I have been an expat for 18 years – it was my expat Anniversary on 3rd September. When I first moved to Germany I would spend time, money and effort sourcing British food. I was delighted when Marks & Spencer opened stores in Cologne and later in Frankfurt. We would drive to Frankfurt several times a year and stock up on baked beans, tea bags, Chicken Korma with Naan bread, “real” bread and all the goodies that we could not buy in Germany.
When M&S pulled out of Germany a couple of years later, I was devastated and resorted to filling every nook and cranny of the car when we went to Scotland on holiday. I recall having tins of beans around the spare wheel.
Slowly but surely though, I began to find decent alternatives. Heinz Baked Beans were available in the German supermarkets – expensive compared to UK but not worth weighing the car down with them. I could live without white loaves and bacon, and was happy to wait until we visited Scotland, eat all the food that we miss here but not want to import it.
I found that by using German or French recipes that it is much easier to source the ingredients, and that I do not crave the food from home so much. Aside from Tunnock Caramel Wafers, of course.
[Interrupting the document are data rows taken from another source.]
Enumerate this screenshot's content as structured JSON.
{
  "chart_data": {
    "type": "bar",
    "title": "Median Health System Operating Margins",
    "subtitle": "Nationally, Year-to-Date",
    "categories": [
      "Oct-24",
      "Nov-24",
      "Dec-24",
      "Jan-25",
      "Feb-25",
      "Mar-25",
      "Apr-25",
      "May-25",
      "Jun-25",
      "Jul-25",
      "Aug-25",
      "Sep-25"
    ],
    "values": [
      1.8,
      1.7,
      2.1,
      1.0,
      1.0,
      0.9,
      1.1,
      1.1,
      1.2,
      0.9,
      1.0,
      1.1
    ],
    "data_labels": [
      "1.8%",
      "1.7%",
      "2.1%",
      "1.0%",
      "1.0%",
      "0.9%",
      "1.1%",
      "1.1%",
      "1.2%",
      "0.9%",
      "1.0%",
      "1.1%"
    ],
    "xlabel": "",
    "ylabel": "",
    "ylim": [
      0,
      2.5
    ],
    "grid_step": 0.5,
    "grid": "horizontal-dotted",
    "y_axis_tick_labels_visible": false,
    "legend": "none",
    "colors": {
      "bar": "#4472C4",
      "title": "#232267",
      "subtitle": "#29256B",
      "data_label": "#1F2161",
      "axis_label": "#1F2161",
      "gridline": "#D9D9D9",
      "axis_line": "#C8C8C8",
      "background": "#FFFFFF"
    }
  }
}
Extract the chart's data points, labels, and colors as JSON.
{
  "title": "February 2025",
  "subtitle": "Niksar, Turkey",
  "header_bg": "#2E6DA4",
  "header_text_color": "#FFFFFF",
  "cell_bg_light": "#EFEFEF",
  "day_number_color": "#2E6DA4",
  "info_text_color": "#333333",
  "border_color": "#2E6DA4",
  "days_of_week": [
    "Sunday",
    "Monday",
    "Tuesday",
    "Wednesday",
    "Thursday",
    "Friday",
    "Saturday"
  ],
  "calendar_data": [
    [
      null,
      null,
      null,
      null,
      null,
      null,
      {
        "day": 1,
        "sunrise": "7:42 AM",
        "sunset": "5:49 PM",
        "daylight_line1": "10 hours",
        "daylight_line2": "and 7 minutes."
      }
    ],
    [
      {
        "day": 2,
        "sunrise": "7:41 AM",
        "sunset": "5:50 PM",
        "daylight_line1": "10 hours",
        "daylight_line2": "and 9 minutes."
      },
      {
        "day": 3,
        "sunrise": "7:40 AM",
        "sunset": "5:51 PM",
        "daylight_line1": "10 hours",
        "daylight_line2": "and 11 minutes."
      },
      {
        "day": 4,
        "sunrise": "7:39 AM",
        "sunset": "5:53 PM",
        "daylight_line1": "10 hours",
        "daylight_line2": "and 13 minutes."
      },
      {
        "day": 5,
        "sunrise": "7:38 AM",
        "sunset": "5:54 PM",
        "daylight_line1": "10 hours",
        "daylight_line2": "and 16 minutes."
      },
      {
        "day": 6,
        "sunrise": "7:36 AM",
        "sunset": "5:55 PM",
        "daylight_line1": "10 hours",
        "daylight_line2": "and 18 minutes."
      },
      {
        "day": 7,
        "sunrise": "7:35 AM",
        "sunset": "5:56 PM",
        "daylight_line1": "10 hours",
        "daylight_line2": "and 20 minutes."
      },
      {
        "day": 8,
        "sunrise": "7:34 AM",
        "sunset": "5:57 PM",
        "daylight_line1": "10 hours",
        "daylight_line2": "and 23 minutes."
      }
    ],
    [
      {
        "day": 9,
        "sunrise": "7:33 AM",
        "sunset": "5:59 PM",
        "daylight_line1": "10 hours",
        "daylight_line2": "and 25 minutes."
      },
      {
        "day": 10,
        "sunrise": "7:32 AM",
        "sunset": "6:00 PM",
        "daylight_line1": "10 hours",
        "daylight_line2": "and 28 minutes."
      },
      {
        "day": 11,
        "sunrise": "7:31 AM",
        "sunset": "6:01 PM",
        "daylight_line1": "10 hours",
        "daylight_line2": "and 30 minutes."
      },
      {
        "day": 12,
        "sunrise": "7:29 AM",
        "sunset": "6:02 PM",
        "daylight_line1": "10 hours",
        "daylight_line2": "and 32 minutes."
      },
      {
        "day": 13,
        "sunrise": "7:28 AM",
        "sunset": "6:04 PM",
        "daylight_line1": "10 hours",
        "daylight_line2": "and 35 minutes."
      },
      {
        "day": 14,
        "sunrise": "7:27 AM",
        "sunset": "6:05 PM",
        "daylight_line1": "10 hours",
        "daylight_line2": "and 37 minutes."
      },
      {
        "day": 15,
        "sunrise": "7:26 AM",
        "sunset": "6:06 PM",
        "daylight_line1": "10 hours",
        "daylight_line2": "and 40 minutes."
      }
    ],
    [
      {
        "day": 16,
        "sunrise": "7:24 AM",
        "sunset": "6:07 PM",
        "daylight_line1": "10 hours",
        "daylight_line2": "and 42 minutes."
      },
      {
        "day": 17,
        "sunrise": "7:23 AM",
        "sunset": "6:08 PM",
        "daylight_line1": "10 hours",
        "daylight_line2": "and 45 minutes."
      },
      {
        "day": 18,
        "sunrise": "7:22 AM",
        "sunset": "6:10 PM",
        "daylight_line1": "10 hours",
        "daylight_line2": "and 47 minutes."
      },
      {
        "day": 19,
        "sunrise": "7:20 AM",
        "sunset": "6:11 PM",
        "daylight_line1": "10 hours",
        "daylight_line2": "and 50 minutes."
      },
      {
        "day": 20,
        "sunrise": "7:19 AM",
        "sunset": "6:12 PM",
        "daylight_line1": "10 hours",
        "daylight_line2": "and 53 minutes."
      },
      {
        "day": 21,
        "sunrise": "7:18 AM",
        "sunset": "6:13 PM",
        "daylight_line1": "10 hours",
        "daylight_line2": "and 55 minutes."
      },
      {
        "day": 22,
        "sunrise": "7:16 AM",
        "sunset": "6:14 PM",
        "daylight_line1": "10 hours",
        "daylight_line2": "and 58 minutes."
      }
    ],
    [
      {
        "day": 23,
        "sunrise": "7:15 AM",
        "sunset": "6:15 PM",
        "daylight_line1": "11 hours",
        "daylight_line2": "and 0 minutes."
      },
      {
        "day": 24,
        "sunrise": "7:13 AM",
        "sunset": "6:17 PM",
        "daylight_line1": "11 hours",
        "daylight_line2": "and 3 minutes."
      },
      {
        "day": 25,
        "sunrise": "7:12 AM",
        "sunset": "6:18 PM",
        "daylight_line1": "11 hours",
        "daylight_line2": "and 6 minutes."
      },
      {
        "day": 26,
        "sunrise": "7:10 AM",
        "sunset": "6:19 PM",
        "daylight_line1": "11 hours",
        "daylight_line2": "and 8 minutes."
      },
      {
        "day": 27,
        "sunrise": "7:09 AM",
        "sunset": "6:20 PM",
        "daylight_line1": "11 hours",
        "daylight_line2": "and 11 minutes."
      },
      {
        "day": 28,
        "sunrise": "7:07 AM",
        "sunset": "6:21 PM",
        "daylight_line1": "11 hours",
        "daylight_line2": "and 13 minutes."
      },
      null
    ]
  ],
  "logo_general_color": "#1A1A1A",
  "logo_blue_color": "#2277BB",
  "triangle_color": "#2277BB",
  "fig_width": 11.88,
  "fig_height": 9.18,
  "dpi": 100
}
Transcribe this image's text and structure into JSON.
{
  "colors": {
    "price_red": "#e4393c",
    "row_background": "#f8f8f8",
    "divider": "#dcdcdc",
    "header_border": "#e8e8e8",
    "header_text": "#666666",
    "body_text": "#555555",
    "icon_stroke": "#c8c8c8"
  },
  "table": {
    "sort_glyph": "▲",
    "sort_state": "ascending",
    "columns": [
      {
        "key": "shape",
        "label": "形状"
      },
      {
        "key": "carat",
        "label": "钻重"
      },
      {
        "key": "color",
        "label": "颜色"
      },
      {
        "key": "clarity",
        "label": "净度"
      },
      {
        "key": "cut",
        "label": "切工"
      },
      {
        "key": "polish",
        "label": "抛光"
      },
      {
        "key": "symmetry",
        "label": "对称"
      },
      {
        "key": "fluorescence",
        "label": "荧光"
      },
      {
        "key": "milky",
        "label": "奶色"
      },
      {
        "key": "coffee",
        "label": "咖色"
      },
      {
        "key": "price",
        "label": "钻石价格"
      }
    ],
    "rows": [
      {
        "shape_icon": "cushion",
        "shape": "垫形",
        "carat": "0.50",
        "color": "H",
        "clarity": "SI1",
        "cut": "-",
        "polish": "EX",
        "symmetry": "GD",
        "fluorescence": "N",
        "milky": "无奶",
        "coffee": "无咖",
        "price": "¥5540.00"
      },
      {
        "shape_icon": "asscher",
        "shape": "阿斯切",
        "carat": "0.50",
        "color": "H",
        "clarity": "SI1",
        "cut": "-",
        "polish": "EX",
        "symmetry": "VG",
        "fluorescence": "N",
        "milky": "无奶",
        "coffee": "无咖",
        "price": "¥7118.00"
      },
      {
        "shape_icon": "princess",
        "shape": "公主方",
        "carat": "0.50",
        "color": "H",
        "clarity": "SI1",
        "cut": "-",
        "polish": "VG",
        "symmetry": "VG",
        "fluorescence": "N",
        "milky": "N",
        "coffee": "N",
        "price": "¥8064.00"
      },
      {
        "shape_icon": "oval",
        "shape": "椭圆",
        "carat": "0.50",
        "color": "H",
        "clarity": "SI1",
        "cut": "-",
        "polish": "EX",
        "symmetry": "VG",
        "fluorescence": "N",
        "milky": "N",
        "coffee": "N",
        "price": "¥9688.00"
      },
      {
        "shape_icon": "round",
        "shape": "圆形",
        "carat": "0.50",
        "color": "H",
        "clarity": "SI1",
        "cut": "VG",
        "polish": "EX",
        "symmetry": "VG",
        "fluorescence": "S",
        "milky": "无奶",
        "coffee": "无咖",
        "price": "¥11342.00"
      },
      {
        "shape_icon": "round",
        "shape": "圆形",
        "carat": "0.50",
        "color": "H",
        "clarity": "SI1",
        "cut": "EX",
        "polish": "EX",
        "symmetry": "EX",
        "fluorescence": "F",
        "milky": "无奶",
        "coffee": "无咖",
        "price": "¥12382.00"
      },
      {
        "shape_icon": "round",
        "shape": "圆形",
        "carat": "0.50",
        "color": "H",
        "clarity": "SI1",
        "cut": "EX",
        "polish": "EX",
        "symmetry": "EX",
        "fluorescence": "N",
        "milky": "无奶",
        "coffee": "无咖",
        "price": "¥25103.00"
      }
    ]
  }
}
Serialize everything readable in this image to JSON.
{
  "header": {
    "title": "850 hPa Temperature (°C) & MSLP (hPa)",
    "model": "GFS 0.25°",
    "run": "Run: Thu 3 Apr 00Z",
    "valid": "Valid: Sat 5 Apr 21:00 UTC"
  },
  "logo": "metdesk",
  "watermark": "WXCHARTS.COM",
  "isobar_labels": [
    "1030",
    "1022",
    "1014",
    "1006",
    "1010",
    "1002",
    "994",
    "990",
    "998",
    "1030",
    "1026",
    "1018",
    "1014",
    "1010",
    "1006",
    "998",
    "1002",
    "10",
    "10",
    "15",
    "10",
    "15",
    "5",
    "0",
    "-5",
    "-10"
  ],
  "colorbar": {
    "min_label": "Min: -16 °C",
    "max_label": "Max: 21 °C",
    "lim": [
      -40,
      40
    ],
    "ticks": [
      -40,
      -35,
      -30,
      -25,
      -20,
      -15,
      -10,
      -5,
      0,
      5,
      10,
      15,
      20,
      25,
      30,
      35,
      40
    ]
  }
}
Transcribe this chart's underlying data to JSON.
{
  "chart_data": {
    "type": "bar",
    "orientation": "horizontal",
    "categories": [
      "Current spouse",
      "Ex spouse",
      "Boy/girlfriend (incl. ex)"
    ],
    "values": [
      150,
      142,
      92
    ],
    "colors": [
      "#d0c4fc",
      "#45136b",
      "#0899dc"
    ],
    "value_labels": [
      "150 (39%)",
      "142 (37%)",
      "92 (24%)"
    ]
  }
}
When we moved to Geneva, I found that I could buy Self-Raising Flour in France (Farine de Gateaux, if you are looking for it) and baking powder that actually makes cakes rise. The Dr Oetker baking powder sold in Germany and Switzerland is a one-rise baking agent. The British baking powder is similar to American baking powder and is a two-rise baking agent. This is why the German and Swiss cakes are denser than the British. It is all but impossible to make a decent Victoria Sponge without the right baking powder.
Being able to bake meant that I could make the specialty breads and cakes that are not available here, such as Soda Bread, Scones, Hot Cross Buns. With the French Levure Chimique. my scones rise in the oven, cakes are light and fluffy and all is well in the world. Nothing like good cake to make one feel better when homesickness strikes.
I do understand the wailing of the Americans not able to buy orange cheese in a spray can. Being the inquisitive person I am, I asked my husband to bring me back a can when was in America this summer.
And how did it taste? Not as bad as I thought it would. It does contain real cheese, after all. It was a bit bland (perhaps we should have tried the Sharp Cheddar) and not particularly cheesey. The fact that refrigeration is not required did put me off a bit, as it shows how processed and full of preservatives the cheese must be.
Would I miss it if I could not buy it? Absolutely not, in fact it is languishing in the fridge right now.
Can I understand why Americans miss it? Yes, I can. Americans would probably shake their heads in bemusement a the Scots abroad with their Irn Bru and Sliced Sausage, not to mention Haggis and White Pudding. A taste of home is cheaper than a flight home and staves off the homesickness for a little while.
PS. Any Americans in Geneva area who would like a can of Orange Cheese?